Congregational Singing

Since the beginning of the year, it has been my joy to learn, grow, and lead the congregation in worshipping our God during Sunday Service times. I have had some experience in leading smaller groups in simple hymns and songs, but knew that this would be a time of development as I was now leading corporate worship in a larger setting with, quite frankly, many more voices!

As I was looking to step into this role, I began to study, read, and research the topic of congregational worship. While I am no expert, I have thoroughly enjoyed the journey and have quickly understood the great value and importance that singing plays in Christian and Church life. In many ways, one can tell the spiritual temperature of a congregation, based upon their singing.

Created to Sing Many may remember or continue to experience the singing and perhaps dancing qualities of children? I remember long drives in which my younger brother would produce music with sincerely rich lyric and catchy melodies.

Churnola Bars, Churnola Bars, yummy, yummy, yummy Churnola Bars, Churnola Bars, in my tummy, tummy.
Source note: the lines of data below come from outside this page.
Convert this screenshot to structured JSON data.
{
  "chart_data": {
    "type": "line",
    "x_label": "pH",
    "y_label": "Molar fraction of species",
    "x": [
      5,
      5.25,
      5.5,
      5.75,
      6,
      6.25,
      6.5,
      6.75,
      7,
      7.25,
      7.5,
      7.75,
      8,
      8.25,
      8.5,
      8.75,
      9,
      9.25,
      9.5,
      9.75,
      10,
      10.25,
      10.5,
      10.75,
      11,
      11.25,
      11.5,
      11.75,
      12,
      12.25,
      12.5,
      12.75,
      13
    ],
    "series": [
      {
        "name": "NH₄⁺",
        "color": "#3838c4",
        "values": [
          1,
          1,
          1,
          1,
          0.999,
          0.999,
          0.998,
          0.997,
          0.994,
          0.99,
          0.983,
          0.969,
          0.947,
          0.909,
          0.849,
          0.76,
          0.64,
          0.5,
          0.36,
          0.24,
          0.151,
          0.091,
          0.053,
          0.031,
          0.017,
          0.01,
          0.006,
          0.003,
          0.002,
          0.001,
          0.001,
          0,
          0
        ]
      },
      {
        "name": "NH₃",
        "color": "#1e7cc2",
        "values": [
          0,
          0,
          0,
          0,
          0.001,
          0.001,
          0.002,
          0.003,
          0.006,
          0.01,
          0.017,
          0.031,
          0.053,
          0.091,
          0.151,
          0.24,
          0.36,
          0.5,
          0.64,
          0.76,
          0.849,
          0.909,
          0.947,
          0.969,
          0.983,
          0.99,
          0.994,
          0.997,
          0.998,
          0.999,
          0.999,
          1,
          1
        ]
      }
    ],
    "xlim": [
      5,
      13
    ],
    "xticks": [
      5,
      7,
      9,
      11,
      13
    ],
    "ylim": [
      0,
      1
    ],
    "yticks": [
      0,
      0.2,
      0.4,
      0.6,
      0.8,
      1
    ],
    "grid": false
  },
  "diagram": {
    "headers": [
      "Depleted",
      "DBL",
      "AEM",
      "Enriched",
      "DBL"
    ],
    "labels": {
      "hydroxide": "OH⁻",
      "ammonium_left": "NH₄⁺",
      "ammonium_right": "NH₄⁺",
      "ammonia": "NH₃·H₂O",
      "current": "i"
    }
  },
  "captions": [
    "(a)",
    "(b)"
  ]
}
Now I hope many of you will not join in mass chorus singing of granola bars at some point in the service! The point stands, we were created to sing, specifically to our God. Are we not compelled to sing out of thin air? As believers, someone stirs us to sing. When we were saved, our motivation comes from something more than ourselves, - our likes, our comfort levels, our musical tastes, and preferences. Intrinsically, as believers, the truth to sing is “Because I’m happy” and to “Sing because I am FREE.” Our singing must be driven and motivated by our freedom in the gospel. Think of the great doctrinal truth that Fanny Crosby penned in “To God be the Glory:”

"Oh, perfect redemption, the purchase of blood, To every believer the promise of God; The vilest offender who truly believes, That moment from Jesus a pardon receives."

Committed to Doctrine While some may start with a particular style that doesn’t meet their musical preference, I believe that our desire should be to go for the doctrinal content. Can I provide a tip? Just because it sounds good and perhaps “God-Honoring,” does not mean it is doctrinally accurate. If the lyric was preached in a pulpit, many Christians would be appalled, yet when “masked” in music somehow the content is legitimate? This is concerning yet evident in many Christian circles both past and present. We do not back down from utilizing hymns and songs that promote the gospel, Christ’s death, atonement, and resurrection. We do not shy away from the singing of his virgin birth, nor do we shutter at expressing our sin and the great need for Him… “We will sing of our Redeemer and his wondrous love to me; and how on the cruel cross he suffered, from the curse to set me free.”

We do not need more shallow, vague, and gospel-lite congregational songs. Many churches promote that in order to be “seeker sensitive.” We desire to honor our God by singing truths found in Scripture and that clearly ascribe worth to Him and promote the gospel to lost souls.

Communication in Congregational Singing So what is the message that you are promoting as you sing in church this Sunday? Do you adequately express: REDEEMED? Whether you have an ability in tonal quality or not, singing is a heart expression! My goal is to pick songs that thematically match and promote Biblical truth. My prayer is the God would be honored and that these songs would continue with you and your family as you go about your week.